Linear is one of the best tools our agency uses. It is also one of the biggest context-switches in an engineer's day. Every time a ticket needs to be updated, a branch needs to match an issue ID, or a priority needs to flip, you stop coding, open a browser tab, wait for the web app to load, click through three panels, and come back. Thirty minutes later you realize you never came back.
This is Linear CLI's entire reason to exist: collapse the distance between "I need to update this issue" and "I have updated this issue" from thirty seconds of context-switch to three keystrokes.
The real problem
Most teams that adopt Linear have two types of people inside it: project managers who live in it full-time, and engineers who visit it when they have to. The PMs are fine — the web app is designed for their workflow. The engineers bleed time on the round trip. At Contra Collective we tracked this for a quarter and the number was roughly thirty minutes per engineer per day across seven concurrent client engagements. Multiply by headcount and that is real money.

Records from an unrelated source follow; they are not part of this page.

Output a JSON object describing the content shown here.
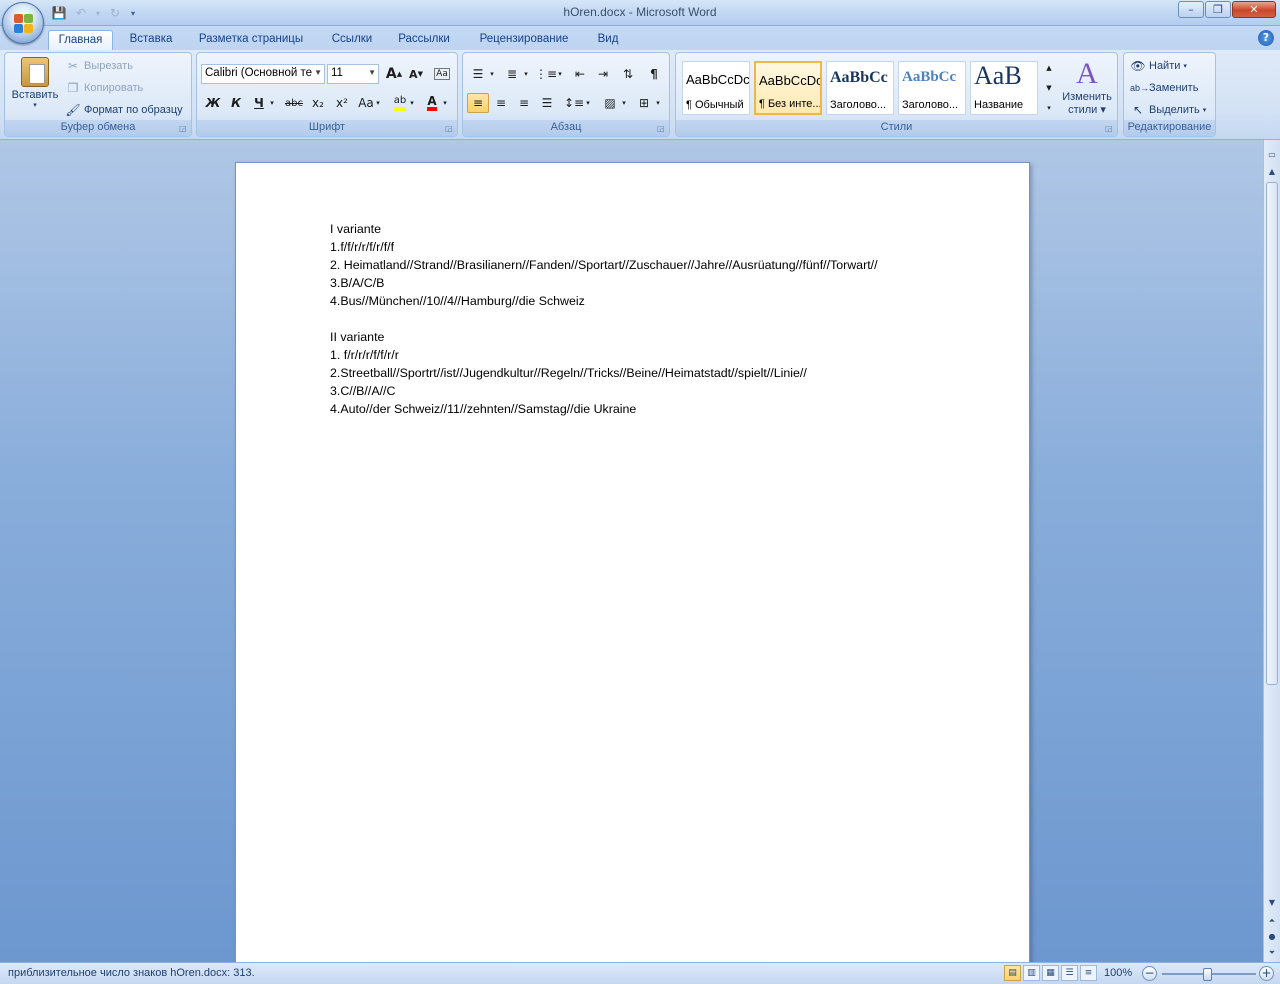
{
  "window": {
    "title": "hOren.docx - Microsoft Word"
  },
  "tabs": [
    "Главная",
    "Вставка",
    "Разметка страницы",
    "Ссылки",
    "Рассылки",
    "Рецензирование",
    "Вид"
  ],
  "clipboard": {
    "paste": "Вставить",
    "cut": "Вырезать",
    "copy": "Копировать",
    "format_painter": "Формат по образцу",
    "label": "Буфер обмена"
  },
  "font": {
    "name": "Calibri (Основной те",
    "size": "11",
    "label": "Шрифт",
    "bold": "Ж",
    "italic": "К",
    "underline": "Ч",
    "strike": "abc",
    "sub": "x₂",
    "sup": "x²",
    "case": "Aa",
    "grow": "A",
    "shrink": "A"
  },
  "paragraph": {
    "label": "Абзац",
    "pilcrow": "¶"
  },
  "styles": {
    "label": "Стили",
    "items": [
      {
        "sample": "AaBbCcDc",
        "name": "¶ Обычный"
      },
      {
        "sample": "AaBbCcDc",
        "name": "¶ Без инте..."
      },
      {
        "sample": "AaBbCc",
        "name": "Заголово..."
      },
      {
        "sample": "AaBbCc",
        "name": "Заголово..."
      },
      {
        "sample": "AaB",
        "name": "Название"
      }
    ],
    "change_styles_1": "Изменить",
    "change_styles_2": "стили"
  },
  "editing": {
    "label": "Редактирование",
    "find": "Найти",
    "replace": "Заменить",
    "select": "Выделить"
  },
  "document": {
    "lines": [
      "I variante",
      "1.f/f/r/r/f/r/f/f",
      "2. Heimatland//Strand//Brasilianern//Fanden//Sportart//Zuschauer//Jahre//Ausrüatung//fünf//Torwart//",
      "3.B/A/C/B",
      "4.Bus//München//10//4//Hamburg//die Schweiz",
      "",
      "II variante",
      "1. f/r/r/r/f/f/r/r",
      "2.Streetball//Sportrt//ist//Jugendkultur//Regeln//Tricks//Beine//Heimatstadt//spielt//Linie//",
      "3.C//B//A//C",
      "4.Auto//der Schweiz//11//zehnten//Samstag//die Ukraine"
    ]
  },
  "status": {
    "text": "приблизительное число знаков hOren.docx: 313.",
    "zoom": "100%"
  },
  "colors": {
    "accent": "#15428b",
    "highlight": "#ffff00",
    "font_color": "#ff0000"
  }
}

A community tool called lr existed and we used it for a while. It covered "list my issues" and "create an issue" and not much else. The real time-sink in our workflow was the stuff lr did not touch: cycle transitions, workspace switching between client accounts, automatic git branch creation from issue IDs, quick status updates while you were mid-rebase. So we started extending lr internally, and then at some point we were maintaining a fork that shared only the name with the upstream.
What Linear CLI does differently
Four decisions set Linear CLI apart from the community options we started with:
- Git-native. Ticket IDs map to branch names automatically.
linear start CC-482creates the branch, updates the ticket to In Progress, assigns it to you, and drops you into a pull-request-ready state in one command. - Workspace-aware. If you run agency engagements, you live in multiple Linear workspaces. Linear CLI keeps per-workspace auth separately and switches with a single command — no re-auth flow, no sign-out dance.
- Cycle-first output. The default view is your current cycle, not your entire inbox. This sounds minor until you spend a week reading "75 issues" lists and realize you only care about this sprint's eight.
- Rich terminal UI. Built on Ink (React for the terminal), which means real keyboard navigation, fuzzy search, inline editing. Not a raw list dump.
Why it's open source
Linear CLI is MIT-licensed and free, and it always will be. The reason is simple: we built it to recover engineering time on client engagements, and every engineer we work alongside benefits from it the same way we do. Open-sourcing it increased the chance we would get bug reports and feature requests from teams outside Contra Collective — which we did, and which made the tool better faster than our internal use alone would have.
It also happens to be good marketing for the agency side. When you run an engagement with a team that already uses Linear CLI, onboarding takes fifteen minutes instead of a day. That is the kind of quiet compounding advantage we did not plan for but happily accept.
What's next
The roadmap we care about most: deeper Git integration (automatic PR linking back to the issue), native cycle retrospectives rendered in the terminal, and an API plugin system for teams that have internal tools they want to pipe Linear activity into. If any of that is interesting to you, open an issue on the GitHub repo — that is genuinely the fastest way to influence what ships next.
Linear CLI is one of the tools that gets used every working hour of every day inside Contra Collective. It earned its place on this site the way every other open-source project here did: by being the thing we reach for without thinking about it.